Supercoppa sotto l’albero – Necessario partire però dal dolce finale. Una vittoria sofferta, palpitante, oltre 120 minuti di pura suspance, un thriller da collezione. Da vedere e rivedere, perché vincere a Napoli è sempre qualcosa di fragoroso, indimenticabile. Se poi sei l’unico club in Italia nell’intero 2014 a portare a casa due titoli, l’entusiasmo può sgorgare a fiumi, senza alcun freno. Rafa Benitez ed i suoi ragazzi hanno impacchettato il più gradito dei regali, un trionfo che porta forte i segni delle giocate di Higuain, del cuore di Gargano, le mani salde di un Rafael finalmente in grande spolvero e la verve di un Marek Hamsik ritrovato. Oltre due ore di spettacolo puro, nella coda il più sublime degli epiloghi. Una fine che sa di principio, linfa vitale in vista di un 2015 da assoluti protagonisti, l’auspicio alla vigilia della sfida di Doha era questo, ora la parola passa ai fatti.
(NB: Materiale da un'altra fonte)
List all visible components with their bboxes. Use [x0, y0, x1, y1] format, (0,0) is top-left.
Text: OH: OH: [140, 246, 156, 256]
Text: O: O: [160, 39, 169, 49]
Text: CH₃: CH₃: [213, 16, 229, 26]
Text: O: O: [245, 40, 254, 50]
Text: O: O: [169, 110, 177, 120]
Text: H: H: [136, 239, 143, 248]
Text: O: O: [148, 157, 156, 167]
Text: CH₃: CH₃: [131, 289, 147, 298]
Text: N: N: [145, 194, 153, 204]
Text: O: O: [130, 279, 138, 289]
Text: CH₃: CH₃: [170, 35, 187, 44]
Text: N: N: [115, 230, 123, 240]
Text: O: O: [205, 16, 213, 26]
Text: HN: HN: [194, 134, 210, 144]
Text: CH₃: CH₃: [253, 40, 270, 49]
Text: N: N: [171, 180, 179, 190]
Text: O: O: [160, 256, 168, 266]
Regali tanto attesi – Sarà la Befana a portare il resto, dopo l’abbuffata da Supercoppa ora è tempo di mercato. Innesti oculati, di spessore, in grado di porre il gruppo in condizione di rendere al massimo, senza lasciar nulla d’intentato. Gabbiadini e Strinic sono ormai all’uscio di Castel Volturno. Due colpi portati con largo anticipo, con convinzione, con la sicurezza di un impatto importante. L’attaccante classe ’91 di Calcinate è una delle più importanti realtà di questa prima parte di stagione, 9 reti in meno di 20 presenze tra campionato e coppa, impreziosite da un paio di assist e tanto, tanto lavoro. Gamba, corsa ed un sinistro da stropicciarsi gli occhi. Qualità, duttilità e abnegazione, doti che su tutte stuzzicano il tecnico azzurro, pronto a ripetere quel certosino lavoro che prima della sciagurata serata di Firenze aveva ormai consegnato al calcio italiano il miglior Lorenzo Insigne. L’esterno di Spalato è pronto a giocarsi la sua occasione, dopo Croazia e Ucraina, a ventisette anni pronto il salto verso il grande calcio. Più di trenta presenze con la sua Nazionale, un innesto a costo zero che garantirà esperienza, passo e disciplina difensiva alla corsia sinistra. Primi due colpi in cantiere, a cui manca il sigillo finale, lecito attendersi uno sforzo in più, in particolar modo dopo i rimpianti estivi. Un innesto in difesa ed in mediana garantirebbero alla rosa azzurra la profondità necessaria per reggere l’urto di una lotta su tre fronti che promette di essere serrata. Lavorare in entrata e in uscita con un solo obbligo già sottolineato, ma repetita iuvant: non lasciare nulla d’intentato, dovere inderogabile per la dirigenza partenopea. L’auspicio è che per quell’aura di rimpianto, che ha costantemente accompagnato il 2014, nel 2015 non ci sia spazio. Il percorso sarà lungo, tortuoso, ma per nulla impossibile da tracciare.